Astronomers have found a star that has a magnetic field rivaling the strongest magnet humans have ever built — and it might explain the origin of highly magnetic cinders known as magnetars.
There’s an odd star 3,300 light-years away in the southern constellation of Monoceros, the Unicorn. On the surface, it’s an unremarkable 10th-magnitude dot of light. But underneath, there’s a mess of contradictions.
“This star became a bit of an obsession of mine,” says Tomer Shenar (University of Amsterdam), who led a study on it published in Science.
The star, known as HD 45166, appears to be in the Wolf-Rayet class, which consist of helium-dominated stars blowing away massive winds. These winds leave a distinctive signature in the star’s spectrum. However, while most Wolf-Rayet stars hold more than eight Suns’ worth of mass, this one weighs in at much less than that. Moreover, it’s weirdly faint.
Astronomers previously solved these conundrums by suggesting that this peculiar star might have formed via a collision of two lower-mass stars. But if that were the case, then this merger shouldn’t be producing a wind at all — and its spectrum says it definitely is. The contradiction is weird enough that the star isn’t even included in a galactic catalog of Wolf-Rayet stars, despite its Wolf-Rayet spectrum.
Shenar and his colleagues looked at this star anew after an exhaustive investigation involving decades of data from many different instruments on multiple telescopes. They wanted to answer the question: Is this star magnetic?
Every star has a magnetic field to some extent. Stars are made of churning plasma — that is, of moving bits of electrically charged particles — and that movement creates a magnetic field. Magnetism can lead to activity such as prominences or eruptions, as we see from the Sun. But most stars actually aren’t that magnetic. An average area on the Sun has a field about 1 Gauss, about twice the strength of Earth’s surface field.

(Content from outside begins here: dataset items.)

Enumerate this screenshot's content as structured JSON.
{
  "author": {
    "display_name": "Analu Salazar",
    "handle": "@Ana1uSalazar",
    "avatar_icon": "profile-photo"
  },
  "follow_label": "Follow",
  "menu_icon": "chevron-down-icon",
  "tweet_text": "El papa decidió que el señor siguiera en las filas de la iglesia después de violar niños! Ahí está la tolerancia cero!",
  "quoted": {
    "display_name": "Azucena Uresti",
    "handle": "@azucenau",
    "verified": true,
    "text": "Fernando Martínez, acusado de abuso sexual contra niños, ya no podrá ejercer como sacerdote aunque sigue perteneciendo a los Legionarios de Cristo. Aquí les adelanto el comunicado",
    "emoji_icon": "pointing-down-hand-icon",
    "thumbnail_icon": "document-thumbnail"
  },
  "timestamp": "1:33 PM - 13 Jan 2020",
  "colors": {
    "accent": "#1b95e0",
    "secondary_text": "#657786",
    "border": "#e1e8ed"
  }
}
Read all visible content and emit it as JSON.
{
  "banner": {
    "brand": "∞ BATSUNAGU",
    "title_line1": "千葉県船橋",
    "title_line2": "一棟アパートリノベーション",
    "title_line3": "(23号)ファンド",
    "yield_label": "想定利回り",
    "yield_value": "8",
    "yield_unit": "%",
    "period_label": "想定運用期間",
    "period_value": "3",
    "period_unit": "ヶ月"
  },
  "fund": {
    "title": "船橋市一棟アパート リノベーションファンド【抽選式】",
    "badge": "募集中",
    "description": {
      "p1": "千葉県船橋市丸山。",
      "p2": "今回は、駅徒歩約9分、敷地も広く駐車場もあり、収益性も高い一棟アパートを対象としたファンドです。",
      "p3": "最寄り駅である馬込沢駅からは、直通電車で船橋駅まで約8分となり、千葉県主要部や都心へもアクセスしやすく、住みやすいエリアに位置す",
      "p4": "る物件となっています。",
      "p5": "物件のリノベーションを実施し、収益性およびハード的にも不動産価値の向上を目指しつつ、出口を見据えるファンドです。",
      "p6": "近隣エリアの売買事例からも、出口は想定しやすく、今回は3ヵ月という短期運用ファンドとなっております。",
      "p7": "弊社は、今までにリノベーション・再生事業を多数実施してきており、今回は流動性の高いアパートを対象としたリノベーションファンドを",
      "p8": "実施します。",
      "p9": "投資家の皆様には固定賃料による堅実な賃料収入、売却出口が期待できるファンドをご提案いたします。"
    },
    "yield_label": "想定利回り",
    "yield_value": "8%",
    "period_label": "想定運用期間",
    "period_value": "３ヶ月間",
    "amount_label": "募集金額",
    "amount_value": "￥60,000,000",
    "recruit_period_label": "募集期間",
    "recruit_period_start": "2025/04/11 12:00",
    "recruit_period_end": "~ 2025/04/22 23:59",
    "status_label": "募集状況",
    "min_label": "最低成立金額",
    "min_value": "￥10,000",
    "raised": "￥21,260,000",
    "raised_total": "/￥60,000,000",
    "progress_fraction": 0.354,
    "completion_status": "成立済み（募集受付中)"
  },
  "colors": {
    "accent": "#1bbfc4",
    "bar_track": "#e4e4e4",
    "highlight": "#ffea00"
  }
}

Some stars, though, have much more powerful fields. The cinders of burnt-out massive stars known as neutron stars have magnetic fields 1 trillion times stronger than the Sun’s. As the massive star collapses, its magnetic field lines are packed into a much tighter space, and the field strength increases. But then there are magnetars: These neutron stars have fields 1,000 times stronger again than regular neutron stars and, given that most stars aren’t all that magnetic to begin with, those are more difficult to explain.
That brings us to the curious case of HD 45166. Shenar’s team used an instrument on the Canada-France-Hawaii Telescope to look for the chemical fingerprints that magnetic fields can leave on a star’s spectrum. What they found made it crystal clear: This star isn’t just a little magnetic — its field strength is a whopping 43,000 Gauss. “One-thousand-Gauss magnetic fields are pretty rare amongst massive stars, so 43,000 Gauss is really off the chart,” says Paul Crowther (University of Sheffield, UK), who was not involved in the study.
The team didn’t stop there. They also re-analyzed other data on the star’s brightness and motion. Astronomers had previously estimated its mass to be 4 times the Sun’s, determined by watching its orbit around a relatively ordinary blue star. The light from both stars brightens and fades every 1½ days, and astronomers had thought that came from the orbit of the two stars around each other.
But Shenar’s team realized these pulsations actually come from the 100 million-year-old companion. After pulling motion data that span 24 years, they found that the actual orbital period is measured not in days but in years: 22 years to be exact, with the two stars as far apart as Saturn is from the Sun.
With this new understanding, the magnetic star becomes even less massive than previously thought, with only 2 solar masses. The smaller mass means there’s no other option that explains this star’s origin: It can only have come from the merger of two smaller stars.
“A merger of two stars can induce a strong magnetic field,” Shenar says, citing previous work. “The stars do not need to be magnetic prior to the merger.”
But such a diminutive star shouldn’t produce such a strong wind, so why do we see the signature of one? The powerful magnetic field is key, trapping outflowing material and thus strengthening the weak wind’s spectroscopic fingerprint.
“This paper resolves a long-standing puzzle about HD 45166 since it has been recognized as an oddity amongst Wolf-Rayet stars,” Crowther says. The “colossal” magnetic field, he adds, ties together the disparate pieces into a single origin story.
Eventually, Shenar and his colleagues estimate that this star will collapse into a neutron star, and its magnetic field will strengthen as it does so. They think this will create a magnetar; however, Crowther isn’t sure of the star’s destiny. “Lots of complex physics happens during a supernova explosion,” he says.
One way to investigate the chance of that happening is to find more such objects, Shenar says. “HD 45166 is ‘only’ 3,300 light-years away,” he notes. “Our Milky Way Galaxy likely contains thousands more. Now that we know how they look like, there's a good chance of finding more of these magnetic monsters.”
So the question becomes not why is this star so weird, but rather how weird is it — weird enough that there are any others like it?